Rural Health Disparities to the Fore

HRSA Administrator Dr. George Sigounas met with the National Rural Health Association Policy Institute on Feb. 7 at D.C.'s Omni Shoreham Hotel, pledging the agency's support in reducing "higher rates of chronic disease … higher mortality and high rates of avoidable death" among rural residents.
HRSA Administrator Dr. George Sigounas met with the National Rural Health Association Policy Institute on Feb. 7 at D.C.'s Omni Shoreham Hotel, pledging the agency's support in reducing "higher rates of chronic disease … higher mortality and high rates of avoidable death" among rural residents.

 

Echoing recent Administration  calls to action on opioids and HIV in rural America, Dr. George Sigounas in the opening of a comprehensive address Thursday to long-time advocates observed that "there are 252 rural counties in the United States without any health care providers."

After noting the recent $100 million federal push to address the opioid crisis, he received stirring applause from a ballroom of some of the nation's most seasoned rural experts before itemizing glaring health disparities still facing the nation's geographically distant communities and their 57 million residents -- spread over more than 80 percent of the country's land mass.

"Recently, the CDC ... looked at excessive death rates and saw, first of all, that rural tended to be worst when looking at the leading causes of death," Dr. Sigounas said. "This data all but assured that the discussion needs to broaden to more than just health finance and workforce, (but) also focus on ... health disparities."

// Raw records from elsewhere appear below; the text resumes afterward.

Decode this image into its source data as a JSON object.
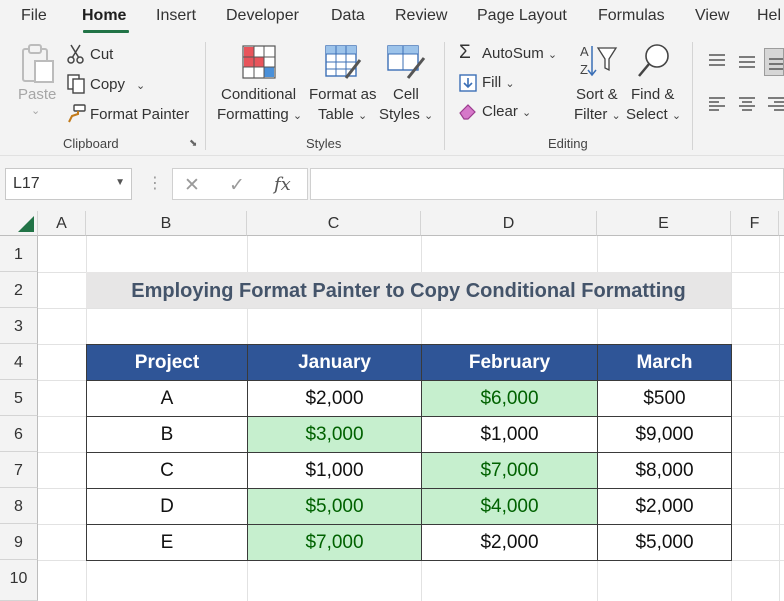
{
  "menu": {
    "tabs": [
      "File",
      "Home",
      "Insert",
      "Developer",
      "Data",
      "Review",
      "Page Layout",
      "Formulas",
      "View",
      "Hel"
    ],
    "active": "Home"
  },
  "ribbon": {
    "clipboard": {
      "paste": "Paste",
      "cut": "Cut",
      "copy": "Copy",
      "format_painter": "Format Painter",
      "label": "Clipboard"
    },
    "styles": {
      "conditional_formatting": [
        "Conditional",
        "Formatting"
      ],
      "format_as_table": [
        "Format as",
        "Table"
      ],
      "cell_styles": [
        "Cell",
        "Styles"
      ],
      "label": "Styles"
    },
    "editing": {
      "autosum": "AutoSum",
      "fill": "Fill",
      "clear": "Clear",
      "sort_filter": [
        "Sort &",
        "Filter"
      ],
      "find_select": [
        "Find &",
        "Select"
      ],
      "label": "Editing"
    }
  },
  "formula_bar": {
    "name_box": "L17",
    "fx": "fx",
    "formula": ""
  },
  "sheet": {
    "columns": [
      "A",
      "B",
      "C",
      "D",
      "E",
      "F"
    ],
    "rows": [
      "1",
      "2",
      "3",
      "4",
      "5",
      "6",
      "7",
      "8",
      "9",
      "10"
    ],
    "title": "Employing Format Painter to Copy Conditional Formatting",
    "table": {
      "headers": [
        "Project",
        "January",
        "February",
        "March"
      ],
      "rows": [
        [
          "A",
          "$2,000",
          "$6,000",
          "$500"
        ],
        [
          "B",
          "$3,000",
          "$1,000",
          "$9,000"
        ],
        [
          "C",
          "$1,000",
          "$7,000",
          "$8,000"
        ],
        [
          "D",
          "$5,000",
          "$4,000",
          "$2,000"
        ],
        [
          "E",
          "$7,000",
          "$2,000",
          "$5,000"
        ]
      ],
      "highlighted": [
        [
          false,
          false,
          true,
          false
        ],
        [
          false,
          true,
          false,
          false
        ],
        [
          false,
          false,
          true,
          false
        ],
        [
          false,
          true,
          true,
          false
        ],
        [
          false,
          true,
          false,
          false
        ]
      ],
      "highlight_fill": "#c6efce",
      "highlight_text": "#006100",
      "header_fill": "#2f5597"
    }
  }
}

These include, he said, "higher disease burden, significant challenges in terms of workforce, health insurance coverage, as well as some higher risk factors that one might argue are more prevalent in our rural communities."

For example, he said, the incidence of heart disease in small town America  is 56 percent higher than in metropolitan areas -- or, more starkly, by some 26,700 "excess deaths"; chronic lower respiratory disease, 75 percent higher; unintentional or accidental injuries, 37 percent higher; and while cancer fatalities declined nationwide from 2003 to 2017, they fell at a 62 percent slower rate  in rural America.

And there now is "a widening gap" of almost three years in life expectancy between urban and rural dwellers, Dr. Sigounas said, citing research by HRSA health equity scientist Gopal Singh that has alarmed the rural health community since it was first published in 2013 HRSA Exit Disclaimer. There has been little marked improvement since.

One in five Americans live at a distance from U.S. cities, but rural areas are served by only about 11 percent of practicing physicians. According to the rural association, more than half of all car accident fatalities HRSA Exit Disclaimer happen in rural areas, often for lack of immediate trauma care -- contributing to a 22 percent increased risk of injury-related death outside of metropolitan areas. Finally, there are more than twice the number HRSA Exit disclaimer of primary care shortage areas in rural communities as there are in urban areas.

Dr. Sigounas and Tom Morris, HRSA's rural health chief, compared notes Thursday morning before the Administrator's presentation to the gathered rural advocates.
Dr. Sigounas and Tom Morris, HRSA's rural health chief, compared notes Thursday morning before the Administrator's presentation to the gathered rural advocates.

 

Disparities crop up, time and again, in the data, Dr. Sigounas stressed: of the nation's 15 million chronic obstructive pulmonary disease sufferers, for example, the Centers For Disease Control and Prevention has reported that the prevalence among rural Americans is 8.2 percent, compared to 4.7 for their urban counterparts -- "nearly two-fold higher in rural areas," Dr. Sigounas noted. The condition (known as COPD) is exacerbated by limited local availability of respiratory therapy and higher rates of hospital readmissions for complications like bronchitis and pneumonia.

Further implicated in the care shortage equation, cancer rates are significantly lower  in rural communities -- but cancer death rates are much higher than in major metropolitan areas of the country, for lack of screening, early detection and nearby treatment centers. HRSA and the National Cancer Institute "continue to (work) on these disparities," Dr. Sigounas said. 

In a similar vein: rural counties experienced a nine percent decline in obstetrics services from 2004-2014 alone -- equating to a loss of local services to expectant mothers and their newborns in some 179 rural counties.  Today, less than half of rural counties have hospital-based obstetrics services, leading to increasing home births and pre-term deliveries, the HRSA-funded Rural Health Research Center has found.

On a promising note, Dr. Sigounas announced ten winners in the Maternal and Child Health Bureau's Addressing Opioid Use Disorder in Pregnant Women and New Moms Challenge. The winning innovations are technology-driven solutions designed to improve access to quality health care, including substance use disorder treatment, recovery, and support services for pregnant women with opioid use disorders, their infants, and families, especially those in rural and geographically isolated areas.

Each Phase 1 winner was awarded a share of $100,000 and will move on to Phase 2 to develop their prototype and begin small-scale testing through July 2019.